Hi, I found the solution. I post it hoping it could help someone.
As mentioned by Marc a while ago (sorry I can;t find the link again):
in alternameNames.txt, there is the list of alternate names for everything in all language.
So, for each country, I get the geonameid, and I grep the associated lines in the alternateNames.txt file.
I focused on language of the country. so the python code end like this:
Code:
import string, subprocess,pymongo
dbuniverse = pymongo.MongoClient()['UNIVERSE']

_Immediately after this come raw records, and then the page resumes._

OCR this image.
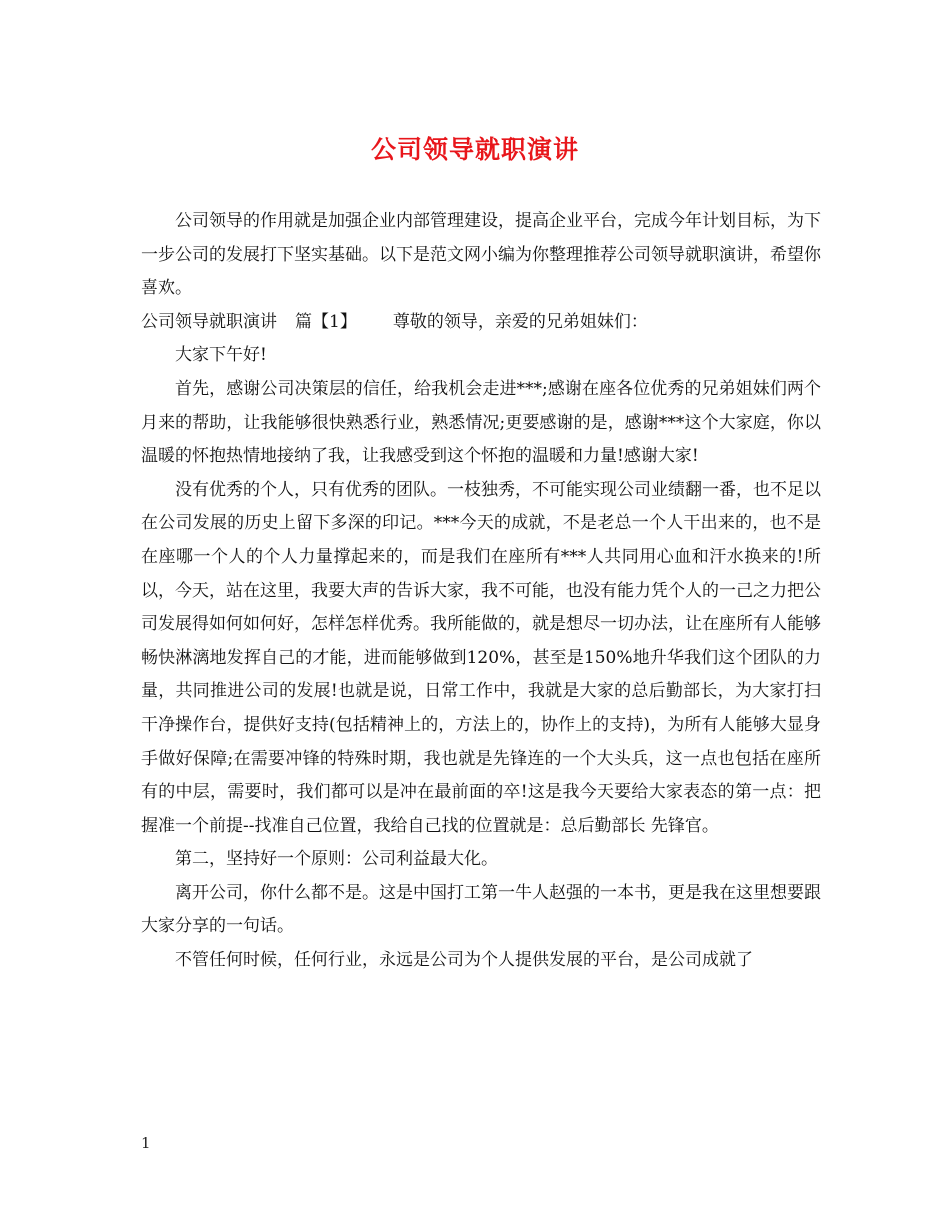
公司领导就职演讲

公司领导的作用就是加强企业内部管理建设，提高企业平台，完成今年计划目标，为下一步公司的发展打下坚实基础。以下是范文网小编为你整理推荐公司领导就职演讲，希望你喜欢。

公司领导就职演讲 篇【1】 尊敬的领导，亲爱的兄弟姐妹们：

大家下午好!

首先，感谢公司决策层的信任，给我机会走进***;感谢在座各位优秀的兄弟姐妹们两个月来的帮助，让我能够很快熟悉行业，熟悉情况;更要感谢的是，感谢***这个大家庭，你以温暖的怀抱热情地接纳了我，让我感受到这个怀抱的温暖和力量!感谢大家!

没有优秀的个人，只有优秀的团队。一枝独秀，不可能实现公司业绩翻一番，也不足以在公司发展的历史上留下多深的印记。***今天的成就，不是老总一个人干出来的，也不是在座哪一个人的个人力量撑起来的，而是我们在座所有***人共同用心血和汗水换来的!所以，今天，站在这里，我要大声的告诉大家，我不可能，也没有能力凭个人的一己之力把公司发展得如何如何好，怎样怎样优秀。我所能做的，就是想尽一切办法，让在座所有人能够畅快淋漓地发挥自己的才能，进而能够做到120%，甚至是150%地升华我们这个团队的力量，共同推进公司的发展!也就是说，日常工作中，我就是大家的总后勤部长，为大家打扫干净操作台，提供好支持(包括精神上的，方法上的，协作上的支持)，为所有人能够大显身手做好保障;在需要冲锋的特殊时期，我也就是先锋连的一个大头兵，这一点也包括在座所有的中层，需要时，我们都可以是冲在最前面的卒!这是我今天要给大家表态的第一点：把握准一个前提--找准自己位置，我给自己找的位置就是：总后勤部长 先锋官。

第二，坚持好一个原则：公司利益最大化。

离开公司，你什么都不是。这是中国打工第一牛人赵强的一本书，更是我在这里想要跟大家分享的一句话。

不管任何时候，任何行业，永远是公司为个人提供发展的平台，是公司成就了

1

colcountry = dbuniverse['countries']
altcountryfile = '/Users/colin/Downloads/alternateNames/alternateNames.txt'
cursor = colcountry.find({'ISO':'BE'})
for doc in cursor:
cn=doc['Country']
id=doc['geonameid']
langs=doc['Languages']
print cn,langs
for l in langs.split(','):
ll=l.split('-')[0]
togrep="%s\t%s"%(id,ll)
p= subprocess.Popen(['grep',togrep,altcountryfile], stdout=subprocess.PIPE)
out =p.stdout.readlines()
for r in out:
data = r.split('\t')
alt_n=data[3]
print alt_n
cursor = colcountry.update({'geonameid':id},{'$addToSet':{'altNames':alt_n}})
GeoNames is really great.